Scott McCloud's Understanding Comics: The Invisible Art
I'm dropping this book back to the library tomorrow. There is no excuse not to reserve it.
To my knowledge, art appreciation classes never cover comic books. Most literature professors omit them from the curriculum (exception being P. Andrew Miller with his "Studies in Literature: The Graphic Novel" course). One of the chief reasons is that comics don't fall into the basic theories and understanding that we have of visual or written art.
McCloud provides criteria involving sound impressions, projection of time, sequences of action, the gutter (the white space between panels), color, and style. Many of his main points about comic art also apply to other art forms (he provides a six-tiered system of artistry that explains the difference between artists like Joyce, Picasso, and Orson Welles from Dickens, Charles Schulz, and Frank Capra). In a shameless plug, I dare anyone to read that section and not think of Nathan Singer.
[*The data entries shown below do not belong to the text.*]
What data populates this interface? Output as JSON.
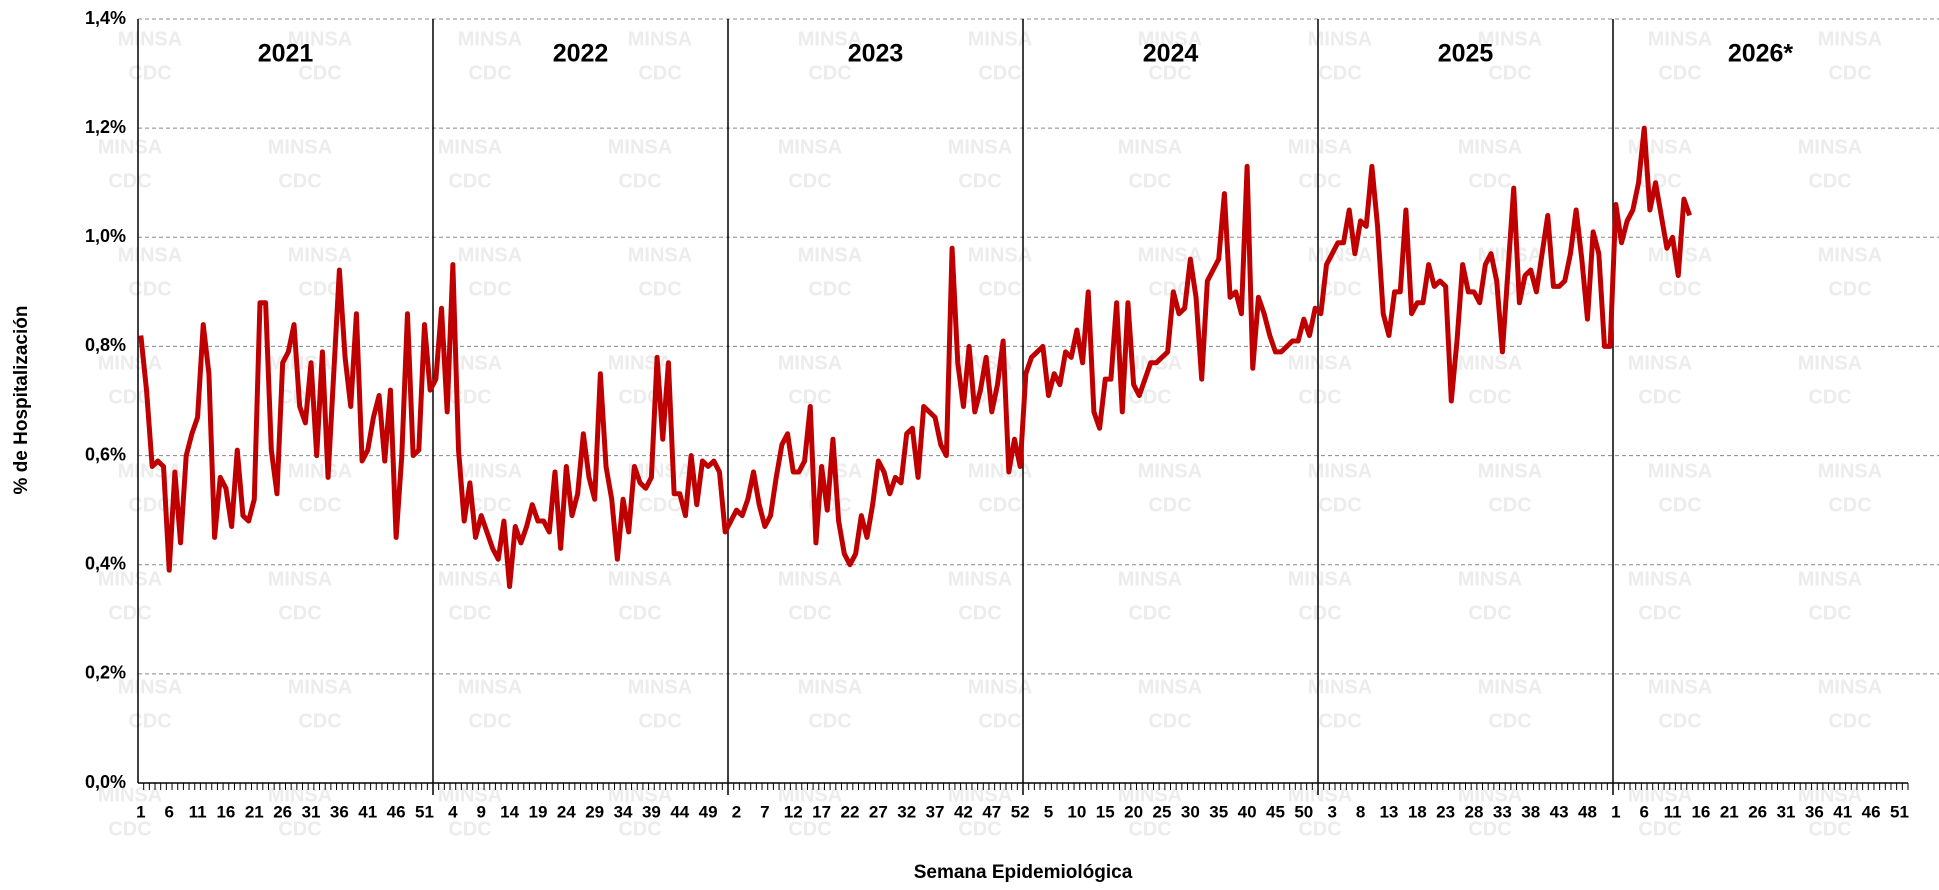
{
  "chart_data": {
    "type": "line",
    "xlabel": "Semana Epidemiológica",
    "ylabel": "% de Hospitalización",
    "watermark": [
      "MINSA",
      "CDC"
    ],
    "periods": [
      "2021",
      "2022",
      "2023",
      "2024",
      "2025",
      "2026*"
    ],
    "ylim": [
      0,
      1.4
    ],
    "yticks": [
      {
        "value": 0,
        "label": "0,0%"
      },
      {
        "value": 0.2,
        "label": "0,2%"
      },
      {
        "value": 0.4,
        "label": "0,4%"
      },
      {
        "value": 0.6,
        "label": "0,6%"
      },
      {
        "value": 0.8,
        "label": "0,8%"
      },
      {
        "value": 1.0,
        "label": "1,0%"
      },
      {
        "value": 1.2,
        "label": "1,2%"
      },
      {
        "value": 1.4,
        "label": "1,4%"
      }
    ],
    "grid": true,
    "categories": [
      "1",
      null,
      null,
      null,
      null,
      "6",
      null,
      null,
      null,
      null,
      "11",
      null,
      null,
      null,
      null,
      "16",
      null,
      null,
      null,
      null,
      "21",
      null,
      null,
      null,
      null,
      "26",
      null,
      null,
      null,
      null,
      "31",
      null,
      null,
      null,
      null,
      "36",
      null,
      null,
      null,
      null,
      "41",
      null,
      null,
      null,
      null,
      "46",
      null,
      null,
      null,
      null,
      "51",
      null,
      null,
      null,
      null,
      "4",
      null,
      null,
      null,
      null,
      "9",
      null,
      null,
      null,
      null,
      "14",
      null,
      null,
      null,
      null,
      "19",
      null,
      null,
      null,
      null,
      "24",
      null,
      null,
      null,
      null,
      "29",
      null,
      null,
      null,
      null,
      "34",
      null,
      null,
      null,
      null,
      "39",
      null,
      null,
      null,
      null,
      "44",
      null,
      null,
      null,
      null,
      "49",
      null,
      null,
      null,
      null,
      "2",
      null,
      null,
      null,
      null,
      "7",
      null,
      null,
      null,
      null,
      "12",
      null,
      null,
      null,
      null,
      "17",
      null,
      null,
      null,
      null,
      "22",
      null,
      null,
      null,
      null,
      "27",
      null,
      null,
      null,
      null,
      "32",
      null,
      null,
      null,
      null,
      "37",
      null,
      null,
      null,
      null,
      "42",
      null,
      null,
      null,
      null,
      "47",
      null,
      null,
      null,
      null,
      "52",
      null,
      null,
      null,
      null,
      "5",
      null,
      null,
      null,
      null,
      "10",
      null,
      null,
      null,
      null,
      "15",
      null,
      null,
      null,
      null,
      "20",
      null,
      null,
      null,
      null,
      "25",
      null,
      null,
      null,
      null,
      "30",
      null,
      null,
      null,
      null,
      "35",
      null,
      null,
      null,
      null,
      "40",
      null,
      null,
      null,
      null,
      "45",
      null,
      null,
      null,
      null,
      "50",
      null,
      null,
      null,
      null,
      "3",
      null,
      null,
      null,
      null,
      "8",
      null,
      null,
      null,
      null,
      "13",
      null,
      null,
      null,
      null,
      "18",
      null,
      null,
      null,
      null,
      "23",
      null,
      null,
      null,
      null,
      "28",
      null,
      null,
      null,
      null,
      "33",
      null,
      null,
      null,
      null,
      "38",
      null,
      null,
      null,
      null,
      "43",
      null,
      null,
      null,
      null,
      "48",
      null,
      null,
      null,
      null,
      "1",
      null,
      null,
      null,
      null,
      "6",
      null,
      null,
      null,
      null,
      "11",
      null,
      null,
      null,
      null,
      "16",
      null,
      null,
      null,
      null,
      "21",
      null,
      null,
      null,
      null,
      "26",
      null,
      null,
      null,
      null,
      "31",
      null,
      null,
      null,
      null,
      "36",
      null,
      null,
      null,
      null,
      "41",
      null,
      null,
      null,
      null,
      "46",
      null,
      null,
      null,
      null,
      "51",
      null
    ],
    "series": [
      {
        "name": "% de Hospitalización",
        "color": "#c00000",
        "values": [
          0.82,
          0.72,
          0.58,
          0.59,
          0.58,
          0.39,
          0.57,
          0.44,
          0.6,
          0.64,
          0.67,
          0.84,
          0.75,
          0.45,
          0.56,
          0.54,
          0.47,
          0.61,
          0.49,
          0.48,
          0.52,
          0.88,
          0.88,
          0.61,
          0.53,
          0.77,
          0.79,
          0.84,
          0.69,
          0.66,
          0.77,
          0.6,
          0.79,
          0.56,
          0.75,
          0.94,
          0.78,
          0.69,
          0.86,
          0.59,
          0.61,
          0.67,
          0.71,
          0.59,
          0.72,
          0.45,
          0.6,
          0.86,
          0.6,
          0.61,
          0.84,
          0.72,
          0.74,
          0.87,
          0.68,
          0.95,
          0.61,
          0.48,
          0.55,
          0.45,
          0.49,
          0.46,
          0.43,
          0.41,
          0.48,
          0.36,
          0.47,
          0.44,
          0.47,
          0.51,
          0.48,
          0.48,
          0.46,
          0.57,
          0.43,
          0.58,
          0.49,
          0.53,
          0.64,
          0.56,
          0.52,
          0.75,
          0.58,
          0.52,
          0.41,
          0.52,
          0.46,
          0.58,
          0.55,
          0.54,
          0.56,
          0.78,
          0.63,
          0.77,
          0.53,
          0.53,
          0.49,
          0.6,
          0.51,
          0.59,
          0.58,
          0.59,
          0.57,
          0.46,
          0.48,
          0.5,
          0.49,
          0.52,
          0.57,
          0.51,
          0.47,
          0.49,
          0.56,
          0.62,
          0.64,
          0.57,
          0.57,
          0.59,
          0.69,
          0.44,
          0.58,
          0.5,
          0.63,
          0.48,
          0.42,
          0.4,
          0.42,
          0.49,
          0.45,
          0.51,
          0.59,
          0.57,
          0.53,
          0.56,
          0.55,
          0.64,
          0.65,
          0.56,
          0.69,
          0.68,
          0.67,
          0.62,
          0.6,
          0.98,
          0.77,
          0.69,
          0.8,
          0.68,
          0.72,
          0.78,
          0.68,
          0.73,
          0.81,
          0.57,
          0.63,
          0.58,
          0.75,
          0.78,
          0.79,
          0.8,
          0.71,
          0.75,
          0.73,
          0.79,
          0.78,
          0.83,
          0.77,
          0.9,
          0.68,
          0.65,
          0.74,
          0.74,
          0.88,
          0.68,
          0.88,
          0.73,
          0.71,
          0.74,
          0.77,
          0.77,
          0.78,
          0.79,
          0.9,
          0.86,
          0.87,
          0.96,
          0.89,
          0.74,
          0.92,
          0.94,
          0.96,
          1.08,
          0.89,
          0.9,
          0.86,
          1.13,
          0.76,
          0.89,
          0.86,
          0.82,
          0.79,
          0.79,
          0.8,
          0.81,
          0.81,
          0.85,
          0.82,
          0.87,
          0.86,
          0.95,
          0.97,
          0.99,
          0.99,
          1.05,
          0.97,
          1.03,
          1.02,
          1.13,
          1.02,
          0.86,
          0.82,
          0.9,
          0.9,
          1.05,
          0.86,
          0.88,
          0.88,
          0.95,
          0.91,
          0.92,
          0.91,
          0.7,
          0.81,
          0.95,
          0.9,
          0.9,
          0.88,
          0.95,
          0.97,
          0.92,
          0.79,
          0.94,
          1.09,
          0.88,
          0.93,
          0.94,
          0.9,
          0.97,
          1.04,
          0.91,
          0.91,
          0.92,
          0.97,
          1.05,
          0.96,
          0.85,
          1.01,
          0.97,
          0.8,
          0.8,
          1.06,
          0.99,
          1.03,
          1.05,
          1.1,
          1.2,
          1.05,
          1.1,
          1.04,
          0.98,
          1.0,
          0.93,
          1.07,
          1.04,
          null,
          null,
          null,
          null,
          null,
          null,
          null,
          null,
          null,
          null,
          null,
          null,
          null,
          null,
          null,
          null,
          null,
          null,
          null,
          null,
          null,
          null,
          null,
          null,
          null,
          null,
          null,
          null,
          null,
          null,
          null,
          null,
          null,
          null,
          null,
          null,
          null,
          null
        ]
      }
    ]
  }
}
One practical benefit I gained from the book is that I can now understand the appeal of the Japanese comic style known as masking in which features a very cartoonish character against a highly detailed realistic background. I'm still not a big fan of the style but I can understand psychologically what's going on.
I doubt if comics will ever gain real critical attention but McCloud at least establishes a framework to judge and evaluate comics as an art.